What I hate is to see speeches like this one which says we will achieve excellence by expenditure. State governments, no matter what political persuasion, will never have enough money to do the job. In Western Australia we have been promised a new hospital—the Fiona Stanley Hospital. If I were that lady of great importance, an Australian of the Year, I would say, ‘For God’s sake, take my name off it; I’m getting embarrassed.’ It is still not operational. Furthermore, the other day the government did not even put up reasonable financial support for the Royal Flying Doctor Service. They still think it is a charity when, every time they close a hospital in some country area, they call on the RFDS to be the taxi service to bring those people from much depleted facilities into a major hospital, typically in the metropolitan area or maybe in a large regional area. For shorter distances you have volunteers, connected to the St John’s Ambulance charity in my state, having to do the same thing. People who are only reasonably ill have to be driven to the metropolitan area because there are no amenities left in the country and that has happened in the last 10 or 15 years. So what has happened to the money that has been sent there? Does the system deserve the support that we impose on the taxpayer, or should we be looking to a payment for service system, whether it is applicable to a public hospital or a private hospital? Should we be genuinely trying to get rid of waiting lists, which every senior hospital administrator will tell you are a part of their budget control system?

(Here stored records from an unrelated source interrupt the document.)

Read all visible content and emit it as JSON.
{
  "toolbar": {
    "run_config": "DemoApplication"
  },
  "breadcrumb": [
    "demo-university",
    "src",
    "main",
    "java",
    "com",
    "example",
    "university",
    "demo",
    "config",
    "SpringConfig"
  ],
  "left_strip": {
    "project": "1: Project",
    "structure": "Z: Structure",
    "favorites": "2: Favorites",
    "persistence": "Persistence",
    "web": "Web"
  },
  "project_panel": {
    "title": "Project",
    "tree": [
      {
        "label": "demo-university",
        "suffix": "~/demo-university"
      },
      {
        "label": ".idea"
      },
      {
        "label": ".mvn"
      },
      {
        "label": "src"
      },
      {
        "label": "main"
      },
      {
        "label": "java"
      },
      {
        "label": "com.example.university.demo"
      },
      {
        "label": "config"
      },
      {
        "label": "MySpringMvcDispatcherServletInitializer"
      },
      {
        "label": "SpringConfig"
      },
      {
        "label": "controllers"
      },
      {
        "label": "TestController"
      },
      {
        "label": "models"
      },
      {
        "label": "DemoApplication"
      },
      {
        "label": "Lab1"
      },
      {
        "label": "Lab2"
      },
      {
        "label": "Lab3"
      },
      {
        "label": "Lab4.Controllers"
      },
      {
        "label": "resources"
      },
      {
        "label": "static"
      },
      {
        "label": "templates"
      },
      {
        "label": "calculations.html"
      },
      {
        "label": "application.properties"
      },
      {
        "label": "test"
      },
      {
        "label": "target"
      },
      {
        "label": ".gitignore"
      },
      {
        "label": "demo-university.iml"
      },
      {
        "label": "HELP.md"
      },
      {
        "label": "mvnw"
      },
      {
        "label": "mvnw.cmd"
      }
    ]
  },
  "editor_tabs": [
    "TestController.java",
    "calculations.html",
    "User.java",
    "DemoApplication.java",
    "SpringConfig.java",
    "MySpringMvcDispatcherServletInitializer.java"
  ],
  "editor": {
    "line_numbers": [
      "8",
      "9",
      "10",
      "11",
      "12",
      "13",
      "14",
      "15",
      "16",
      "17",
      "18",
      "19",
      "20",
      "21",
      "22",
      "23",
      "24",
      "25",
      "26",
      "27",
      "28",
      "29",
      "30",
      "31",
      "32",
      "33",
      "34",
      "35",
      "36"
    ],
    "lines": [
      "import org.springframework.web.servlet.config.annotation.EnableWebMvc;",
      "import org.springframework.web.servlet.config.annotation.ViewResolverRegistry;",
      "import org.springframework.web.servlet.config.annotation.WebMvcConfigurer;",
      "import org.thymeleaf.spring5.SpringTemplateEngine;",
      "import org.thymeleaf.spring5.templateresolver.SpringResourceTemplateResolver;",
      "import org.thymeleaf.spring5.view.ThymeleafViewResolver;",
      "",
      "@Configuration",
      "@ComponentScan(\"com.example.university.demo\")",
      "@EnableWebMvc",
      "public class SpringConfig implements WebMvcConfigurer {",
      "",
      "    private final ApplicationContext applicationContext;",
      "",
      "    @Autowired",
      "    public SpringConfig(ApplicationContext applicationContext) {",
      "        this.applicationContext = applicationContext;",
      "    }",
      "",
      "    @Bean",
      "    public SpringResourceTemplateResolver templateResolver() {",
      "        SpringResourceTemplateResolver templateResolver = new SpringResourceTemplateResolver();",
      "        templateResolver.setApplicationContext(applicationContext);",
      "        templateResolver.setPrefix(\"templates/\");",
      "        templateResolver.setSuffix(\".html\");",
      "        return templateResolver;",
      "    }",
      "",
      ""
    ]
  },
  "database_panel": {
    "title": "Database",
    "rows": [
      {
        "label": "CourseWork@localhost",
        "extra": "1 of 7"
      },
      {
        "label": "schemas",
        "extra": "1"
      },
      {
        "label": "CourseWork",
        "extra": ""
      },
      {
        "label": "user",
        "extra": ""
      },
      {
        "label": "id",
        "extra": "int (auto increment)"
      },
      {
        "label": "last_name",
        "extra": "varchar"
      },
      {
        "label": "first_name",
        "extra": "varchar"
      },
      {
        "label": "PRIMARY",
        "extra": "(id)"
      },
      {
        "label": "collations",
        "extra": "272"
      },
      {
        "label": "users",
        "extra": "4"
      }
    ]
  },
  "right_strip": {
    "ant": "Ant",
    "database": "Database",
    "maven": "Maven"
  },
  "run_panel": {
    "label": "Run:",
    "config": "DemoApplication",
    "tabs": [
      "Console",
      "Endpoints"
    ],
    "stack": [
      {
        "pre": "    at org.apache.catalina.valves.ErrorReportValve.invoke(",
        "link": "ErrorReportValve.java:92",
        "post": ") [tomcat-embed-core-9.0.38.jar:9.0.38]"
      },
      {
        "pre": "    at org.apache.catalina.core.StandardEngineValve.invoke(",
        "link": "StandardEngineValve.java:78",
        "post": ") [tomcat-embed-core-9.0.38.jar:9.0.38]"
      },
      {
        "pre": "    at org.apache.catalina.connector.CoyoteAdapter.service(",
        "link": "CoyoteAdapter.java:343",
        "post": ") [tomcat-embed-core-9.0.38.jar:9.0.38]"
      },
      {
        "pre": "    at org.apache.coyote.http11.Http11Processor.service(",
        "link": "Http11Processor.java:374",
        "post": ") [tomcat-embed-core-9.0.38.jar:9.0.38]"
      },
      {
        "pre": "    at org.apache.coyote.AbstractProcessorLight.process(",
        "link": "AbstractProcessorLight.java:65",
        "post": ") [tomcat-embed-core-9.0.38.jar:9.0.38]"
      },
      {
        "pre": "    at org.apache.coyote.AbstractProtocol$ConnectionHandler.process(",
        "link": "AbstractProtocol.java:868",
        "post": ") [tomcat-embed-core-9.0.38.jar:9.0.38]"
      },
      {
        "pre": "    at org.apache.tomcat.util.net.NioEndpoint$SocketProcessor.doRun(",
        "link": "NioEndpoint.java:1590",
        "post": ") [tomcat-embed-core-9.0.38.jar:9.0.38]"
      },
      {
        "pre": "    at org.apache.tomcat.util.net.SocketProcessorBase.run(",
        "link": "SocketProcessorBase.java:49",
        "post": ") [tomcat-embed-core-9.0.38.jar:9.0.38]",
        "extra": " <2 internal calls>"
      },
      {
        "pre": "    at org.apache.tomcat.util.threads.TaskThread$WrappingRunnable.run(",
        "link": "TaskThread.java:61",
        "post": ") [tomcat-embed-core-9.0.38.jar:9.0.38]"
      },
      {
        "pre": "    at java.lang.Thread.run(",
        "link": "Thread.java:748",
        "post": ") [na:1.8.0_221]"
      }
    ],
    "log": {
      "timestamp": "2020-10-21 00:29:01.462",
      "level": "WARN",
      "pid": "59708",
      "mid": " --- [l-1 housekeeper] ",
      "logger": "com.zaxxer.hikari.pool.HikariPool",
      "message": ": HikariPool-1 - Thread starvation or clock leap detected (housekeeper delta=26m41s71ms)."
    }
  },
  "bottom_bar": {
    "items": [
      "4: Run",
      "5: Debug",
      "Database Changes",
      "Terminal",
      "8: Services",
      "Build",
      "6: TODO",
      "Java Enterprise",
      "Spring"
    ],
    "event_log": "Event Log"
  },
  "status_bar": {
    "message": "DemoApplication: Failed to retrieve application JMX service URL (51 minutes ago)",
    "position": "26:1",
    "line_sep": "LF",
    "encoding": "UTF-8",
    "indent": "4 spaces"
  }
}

I refer you to that lady from New Zealand who got it right. She was happy to have waiting lists but she was very cranky about those who could step up the list, including a very important person who sat in this parliament for a long time. It should not work that way, but that is what communism was all about. I remember talking to a communist MP who said: ‘I knew as a young man how to get ahead in Russia. I had to join the Communist Party, because then I got privilege.’ We should not have that in Australia. As I say, this is a genuine attempt to make some of the newer members who attend caucus ask, ‘Is there a better way?’ It is not that we should not allocate the money, but we should do it better.